When I send a POST request to the server I get an error:
Failed to load http://localhost:8181/test: Response to preflight request doesn't pass access control check: No 'Access-Control-Allow-Origin' header is present on the requested resource. Origin 'http://localhost:4200' is therefore not allowed access. The response had HTTP status code 403.
The backend is written in Java Spring. My method for creating a test:
createTest() {
const body = JSON.stringify({
'description': 'grtogjoritjhio',
'passingTime': 30,
'title': 'hoijyhoit'
});
const httpOptions = {
headers: new HttpHeaders({
'Content-Type': 'application/json',
'Accept': 'application/json'
}
)
};
return this._http.post(`${this._config.API_URLS.test}`, body, httpOptions)
.subscribe(res => {
console.log(res );
}, error => {
console.log(error);
});
}
Get Method works, but Post doesn't. They both work in Swagger and Postman. I changed POST method many times. The headers in my code do not work, but I solved the problem with them expanding to Google Chrome. There was only an error:
Response for preflight has invalid HTTP status code 403.
It seems to me that this is not Angular problem.
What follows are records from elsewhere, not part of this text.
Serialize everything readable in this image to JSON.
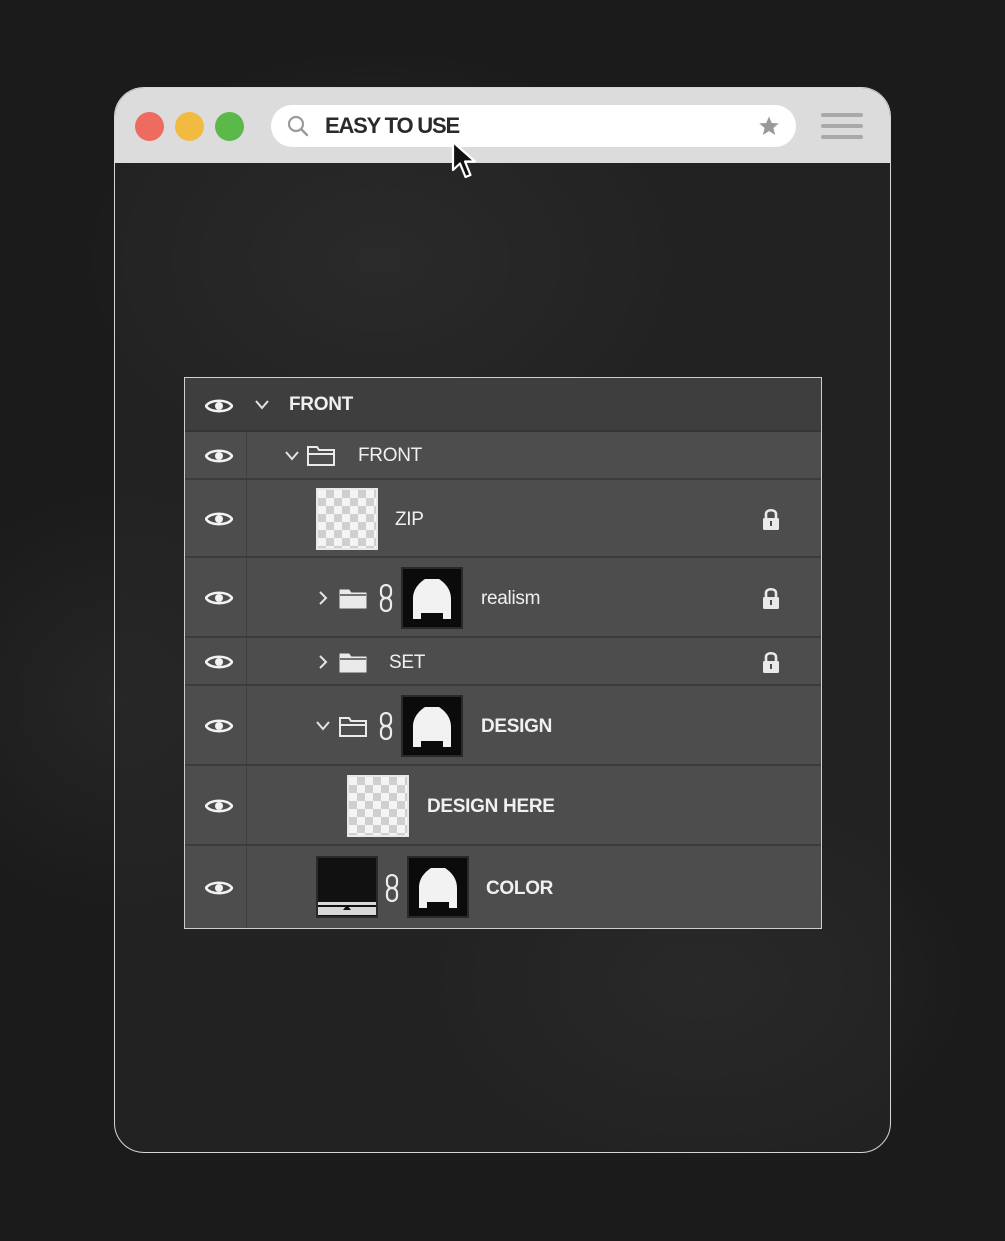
{
  "browser": {
    "url_text": "EASY TO USE",
    "icons": {
      "search": "search-icon",
      "bookmark": "star-icon",
      "menu": "hamburger-menu-icon",
      "cursor": "mouse-pointer-icon"
    },
    "traffic_lights": {
      "close": "#ee6b5f",
      "minimize": "#f2bb3f",
      "maximize": "#5ab948"
    }
  },
  "layers_panel": {
    "rows": [
      {
        "label": "FRONT",
        "kind": "group-header",
        "expanded": true,
        "visible": true
      },
      {
        "label": "FRONT",
        "kind": "folder",
        "expanded": true,
        "visible": true
      },
      {
        "label": "ZIP",
        "kind": "layer",
        "locked": true,
        "visible": true
      },
      {
        "label": "realism",
        "kind": "folder-with-mask",
        "expanded": false,
        "locked": true,
        "visible": true
      },
      {
        "label": "SET",
        "kind": "folder",
        "expanded": false,
        "locked": true,
        "visible": true
      },
      {
        "label": "DESIGN",
        "kind": "folder-with-mask",
        "expanded": true,
        "visible": true
      },
      {
        "label": "DESIGN HERE",
        "kind": "layer",
        "visible": true
      },
      {
        "label": "COLOR",
        "kind": "fill-layer-with-mask",
        "visible": true
      }
    ]
  }
}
Please tell me how I or my friend (who wrote the backend) can solve this problem.
PROBLEM :
For any Cross-Origin POST request, the browser will first try to do a OPTIONS call and if and only if that call is successful, it will do the real POST call. But in your case, the OPTIONS call fails because there is no 'Access-Control-Allow-Origin'
response header. And hence the actual call will not be done.
SLOUTION :
So for this to work you need to add CORS Configuration on the server side to set the appropriate headers needed for the Cross-Origin request like :
response.setHeader("Access-Control-Allow-Credentials", "true");
response.setHeader("Access-Control-Allow-Headers", "content-type, if-none-match");
response.setHeader("Access-Control-Allow-Methods", "POST,GET,OPTIONS");
response.setHeader("Access-Control-Allow-Origin", "*");
response.setHeader("Access-Control-Max-Age", "3600");
You need to ensure that the Spring accept CORS requests
Also if you have applied Spring security & require authorization headers for example for your API, then (only if you need to make your app support CORS) you should exclude the OPTIONS calls from authorization in your spring security configuration file.
It will be something like this:
@Configuration
@EnableGlobalMethodSecurity(prePostEnabled = true)
public class WebSecurityConfig extends WebSecurityConfigurerAdapter {
@Override
protected void configure(HttpSecurity http) throws Exception {
@Override
public void configure(WebSecurity web) throws Exception {
// Allow OPTIONS calls to be accessed without authentication
web.ignoring()
.antMatchers(HttpMethod.OPTIONS,"/**")
Note:
In production, probably it is better to use reverse proxy (like nginx) & not allow the browsers to call your API directly, in that case, you don't need to allow the OPTIONS calls as shown above.